The International Monetary Fund (IMF) has urged European banks to be subjected to so-called stress tests to help restore confidence in the banking system.

The global monetary body is calling for the European governments to follow the lead of the United States and Britain to make their banks take stress tests, or risk assessments, and force them to come clean about their losses.

The measures taken to counteract the deep recession in Europe have provided a good foundation for a gradual recovery, but further actions by policy makers, particularly in the financial sector, are needed to restore market trust and confidence, and accelerate the recovery,” said Marek Belka, Director of the IMF’s European Department.

Praise was given on action already taken to counteract the deep recession in Europe, including recapitalization of viable banks, but the IMF lamented the lack of coordination between member countries.

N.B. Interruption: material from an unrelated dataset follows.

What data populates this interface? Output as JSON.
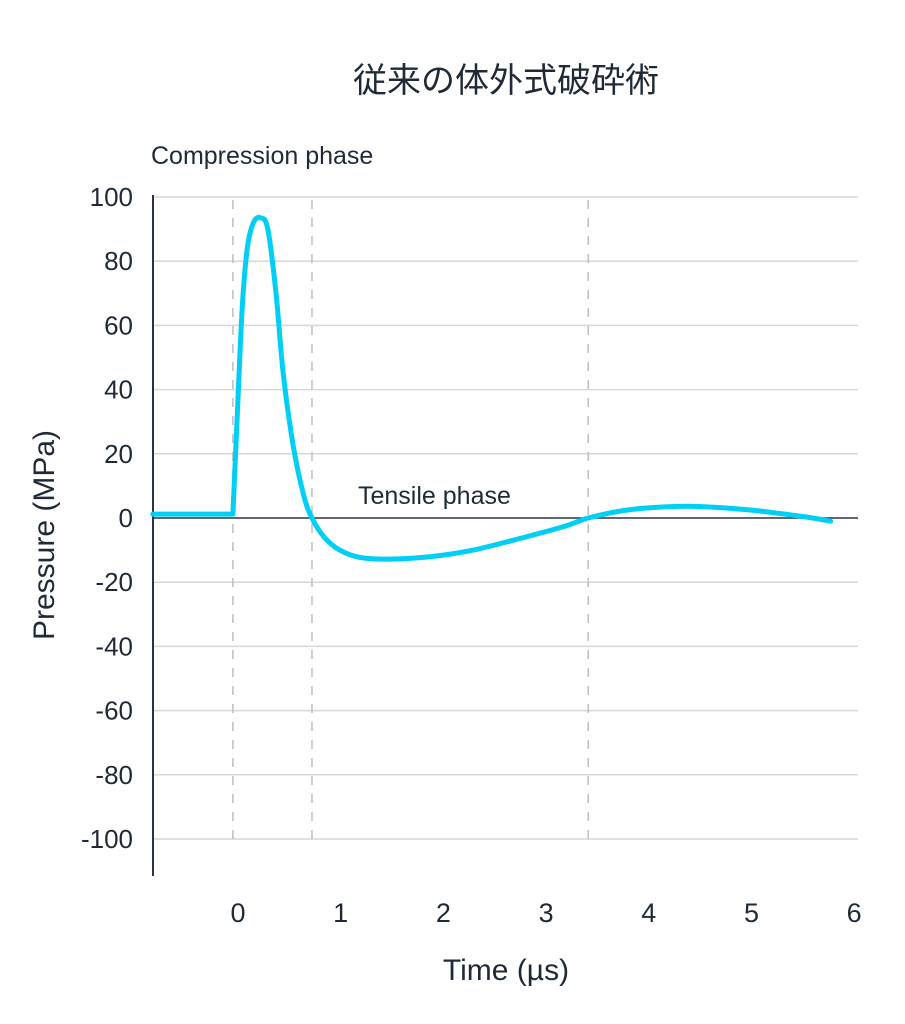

“Europe is the most economically integrated market economy in the world, and yet the policies to address the crisis have been undertaken at the national level,” Belka said.

The United States has just concluded its own stress testing on 19 institutions, showing that 10 of them will need more capital to remain solvent. European countries have also conducted their own stress tests, though they are done on a national basis, and results are not disclosed publically, nor are banks balance sheets examined.

“The assessment of specific institutions' needs for recapitalization remains a responsibility of national authorities,” The Committee of European Banking Supervisors said on Tuesday.

The urge for coordination comes on the heels of an earlier IMF forecast predicting a 4 percent contraction for advanced European economies, and and 4.9 percent contraction of emerging European economies.

With low inflation, consumers could regain confidence earlier, but continued weak global demand could lengthen and deepen the recession, it warned.

“Without a well-coordinated effort in these areas, neither fiscal nor monetary policy efforts will work as effectively as they must,” Belka said.